O "Homem dos Flocos de Neve" com KDPV foi descaradamente
emprestado de Maxim Dorofeev.
Doenças do crescimento
Temos uma arquitetura de microsserviço, os serviços são escritos principalmente em Java ou Kotlin usando a estrutura Spring. Ao lado de cada microsserviço há uma base do PostgreSQL, tudo é coberto pelo nginx na parte superior para fornecer acesso. Um microsserviço típico é um aplicativo no Spring Boot que grava seus dados no PostgreSQL (parte dos aplicativos ao mesmo tempo e no ClickHouse), se comunica com os vizinhos pelo Kafka e possui alguns pontos de extremidade REST ou GraphQL para comunicação com o mundo externo.
Anteriormente, quando éramos muito pequenos, mantivíamos vários servidores no DigitalOcean, Kafka ainda não estava lá, toda a comunicação era através do REST. Ou seja, pegamos uma gota, instalamos Java, PostgreSQL, nginx lá, lançamos o Zabbix lá para que ele monitore os recursos do servidor e a disponibilidade dos pontos de extremidade do serviço.

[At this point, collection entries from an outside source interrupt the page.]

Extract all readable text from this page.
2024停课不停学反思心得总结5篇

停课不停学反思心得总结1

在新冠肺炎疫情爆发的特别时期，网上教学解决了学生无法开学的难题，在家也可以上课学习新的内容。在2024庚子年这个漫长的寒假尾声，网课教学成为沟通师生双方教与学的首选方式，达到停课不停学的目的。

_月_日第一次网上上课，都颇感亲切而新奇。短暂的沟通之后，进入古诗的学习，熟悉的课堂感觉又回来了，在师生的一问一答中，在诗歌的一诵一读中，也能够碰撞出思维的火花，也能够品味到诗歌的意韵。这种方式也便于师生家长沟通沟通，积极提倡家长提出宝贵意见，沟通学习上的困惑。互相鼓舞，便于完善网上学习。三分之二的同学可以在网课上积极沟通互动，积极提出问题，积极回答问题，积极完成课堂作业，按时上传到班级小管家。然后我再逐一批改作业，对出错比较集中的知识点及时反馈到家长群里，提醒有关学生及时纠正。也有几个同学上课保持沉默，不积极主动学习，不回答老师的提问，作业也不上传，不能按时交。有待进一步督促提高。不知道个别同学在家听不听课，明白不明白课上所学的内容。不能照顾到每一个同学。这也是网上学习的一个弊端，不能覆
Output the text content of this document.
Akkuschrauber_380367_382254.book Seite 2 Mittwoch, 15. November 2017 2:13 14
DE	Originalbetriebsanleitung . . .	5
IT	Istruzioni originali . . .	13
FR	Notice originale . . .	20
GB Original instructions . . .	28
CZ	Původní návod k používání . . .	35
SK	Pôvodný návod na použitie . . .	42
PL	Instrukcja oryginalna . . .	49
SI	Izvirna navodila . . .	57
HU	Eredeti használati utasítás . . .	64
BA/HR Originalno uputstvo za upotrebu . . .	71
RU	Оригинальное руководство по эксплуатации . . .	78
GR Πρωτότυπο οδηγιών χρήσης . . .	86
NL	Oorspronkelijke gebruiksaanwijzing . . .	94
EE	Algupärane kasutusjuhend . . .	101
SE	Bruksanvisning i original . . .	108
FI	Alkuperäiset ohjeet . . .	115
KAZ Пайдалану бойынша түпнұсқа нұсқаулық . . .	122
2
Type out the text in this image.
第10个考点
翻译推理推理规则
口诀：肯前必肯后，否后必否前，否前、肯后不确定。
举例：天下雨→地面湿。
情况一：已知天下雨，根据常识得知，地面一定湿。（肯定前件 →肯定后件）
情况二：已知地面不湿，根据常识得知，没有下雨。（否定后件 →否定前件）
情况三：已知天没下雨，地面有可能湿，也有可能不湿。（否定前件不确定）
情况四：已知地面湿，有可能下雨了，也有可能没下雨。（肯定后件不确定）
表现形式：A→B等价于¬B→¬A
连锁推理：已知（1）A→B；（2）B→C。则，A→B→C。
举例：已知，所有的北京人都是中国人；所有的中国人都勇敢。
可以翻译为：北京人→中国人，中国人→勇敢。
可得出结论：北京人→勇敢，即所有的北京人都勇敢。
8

Eles implantaram tudo com a ajuda da Ansible, tínhamos cartilhas padronizadas, quatro a cinco papéis implementados em todo o serviço. Contanto que tivéssemos, relativamente falando, 6 servidores em produção e 3 em teste - você poderia, de alguma forma, conviver com ele.
Então, a fase de desenvolvimento ativo começou, o número de aplicativos cresceu, dez microsserviços transformados em quarenta, suas funcionalidades começaram a mudar, além da integração com sistemas externos, como CRM, sites de clientes e similares. Temos a primeira dor. Alguns aplicativos começaram a consumir mais recursos, pararam de entrar nos servidores existentes, obtivemos gotículas, arrastamos os aplicativos para frente e para trás e pegamos muitas mãos. Doeu muito - ninguém gosta de estúpido trabalho mecânico -, eu queria decidir rapidamente. Por isso, fomos de frente - pegamos apenas 3 grandes servidores dedicados em vez de 10 gotículas na nuvem. Isso encerrou o problema por um tempo, mas ficou óbvio que era hora de definir opções para algum tipo de orquestração e reequilíbrio de servidores. Começamos a olhar atentamente para soluções como DC / OS e Kubernetes e aumentar gradualmente nossa experiência nessa área.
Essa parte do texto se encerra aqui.